- Born: 21 April 1953 (age 73) Buenos Aires, Argentina
- Occupations: Novelist, playwright, short story writer, poet, film critic
- Writing career
- Period: 1980–2009
- Genres: Fiction, essay

= Ángel Faretta =

Ángel Faretta (Buenos Aires, Argentina, 1953) is an Argentine writer, film and art scholar, poet, poetry translator, and narrator. Since 1977, he has published essays and analytical and critical articles on art, literature, and cinema in different media. His followers considerer him one of the insightful, influential, and consummate theoreticians of cinema in Argentina. Film critic and screenwriter Fernando Regueira wrote, "Faretta is the only thinker with his own theory of cinema--and a general aesthetics--in our country and, perhaps, in the whole Spanish-speaking world".

== Biography and Work ==
He was born in Buenos Aires on April 21, 1953. He is from a traditional Italian family. His father, Donato (1900-1988), emigrated to Argentina in 1926, where he engaged in rural work in the region of the family property in Saladillo and then in industry and construction. His mother, Lisa Pingitore (1914-1988), born in Argentina, also descended from a very traditional family from the south of Italy of noble ancestry, especially through the maternal line of the Di Renzo family. Faretta did his primary and secondary studies with the Piarist Fathers at the Calasanz School in Caballito. He studied philosophy, theology, aesthetics, history of art and religion, as well as traditional symbolism with Gillo Dorfles and Guido Aristarco in Italy, and with Adolfo Carpio, Conrado Eggers Lan, Antonio Pagés Larraya, and Héctor Ciocchini in Argentina, among others. In Faretta's words;

"In those years, secondary school, at least the one I attended, provided a comprehensive education. Latin, theology, philosophy, literature, and, most importantly, the interaction with teachers.."

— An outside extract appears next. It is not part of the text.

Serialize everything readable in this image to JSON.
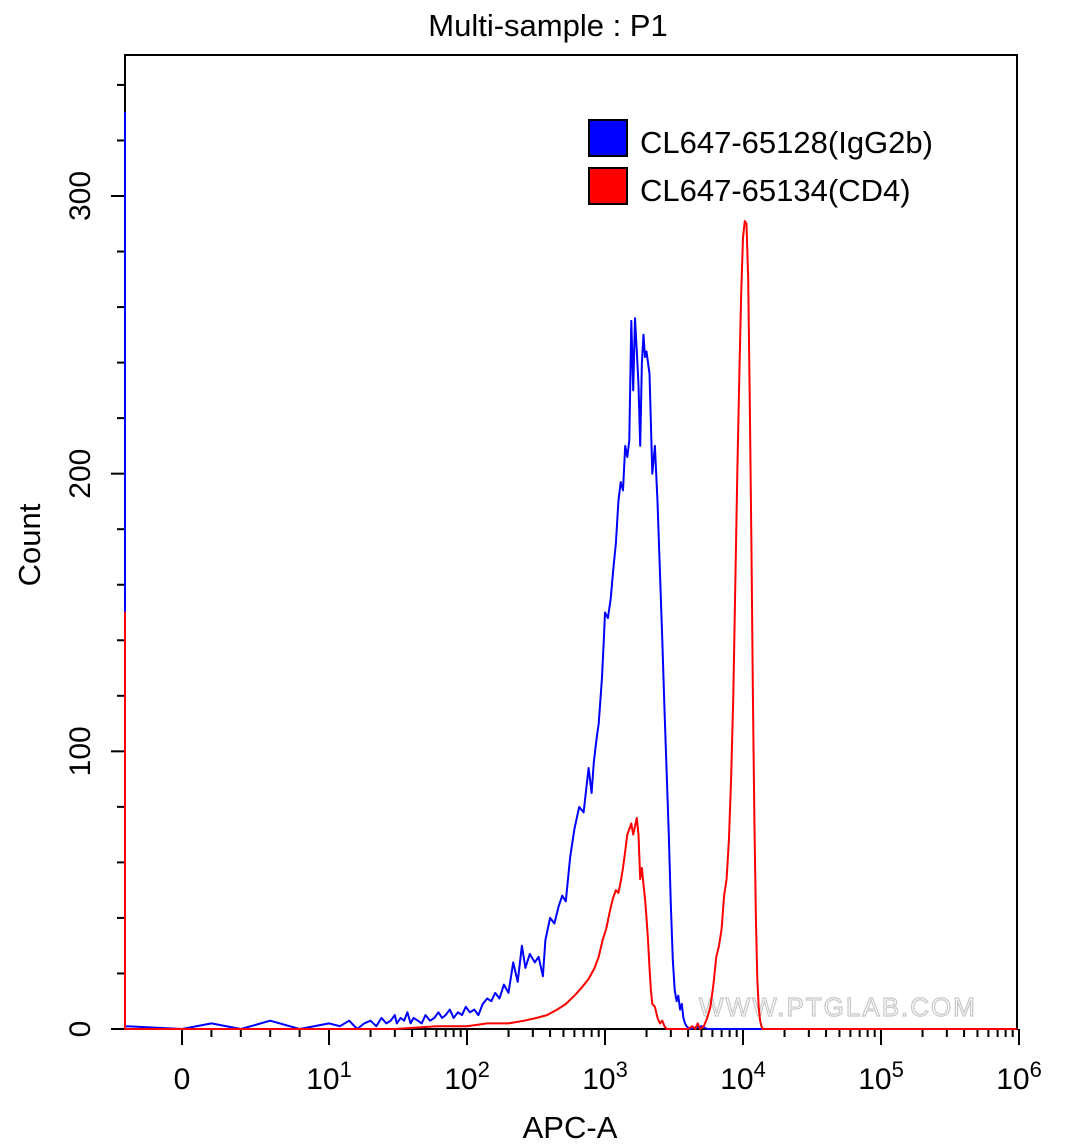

Faretta has been teaching privately for four decades, developing his theory in seminars, conferences and in a number of private courses. He has declined university engagements in his country.

==Books==
- Datos tradicionales (Traditional Data, 1993), poems.
- El concepto del cine (The Concept of Cinema, 2005), a summary of his theory on cinema.
- El saber del cuatro (The Knowledge of the Four, 2005), short stories.
- Espíritu de simetría (Spirit of Symmetry, 2008), a compilation of essays published in Fierro magazine in the 1980s and 1990s.
- Tempestad y asalto (Storm and Stress, 2009), a novel.
- La pasión manda. De la condición y representación melodramáticas (Passion Rules. On the Melodramatic Condition and Representation, 2010), an essay.
- Cinco films argentinos (Five Argentine Films, 2012), a book of essays in collaboration with Fernando Regueira, Sebastián Nuñez, Alberto Tricarico y Guillermo Jacubowicz about the classic films Rosaura a las diez, Más allá del olvido, Mujeres que trabajan, Historia de una noche y Safo, historia de una pasión.
- La cosa en cine. Motivos y figuras (The thing in cinema. Motives and figures, 2013), essays.
- Viajeros que huyen (Fleeing Travellers, 2016), novel.
- Poems and translations on the blog "otra iglesia es imposible".
- Essays and studies on sites such as www.angelfaretta.com.ar; "Aquilea liberada" y en "Tapados, raros, fallidos y olvidados".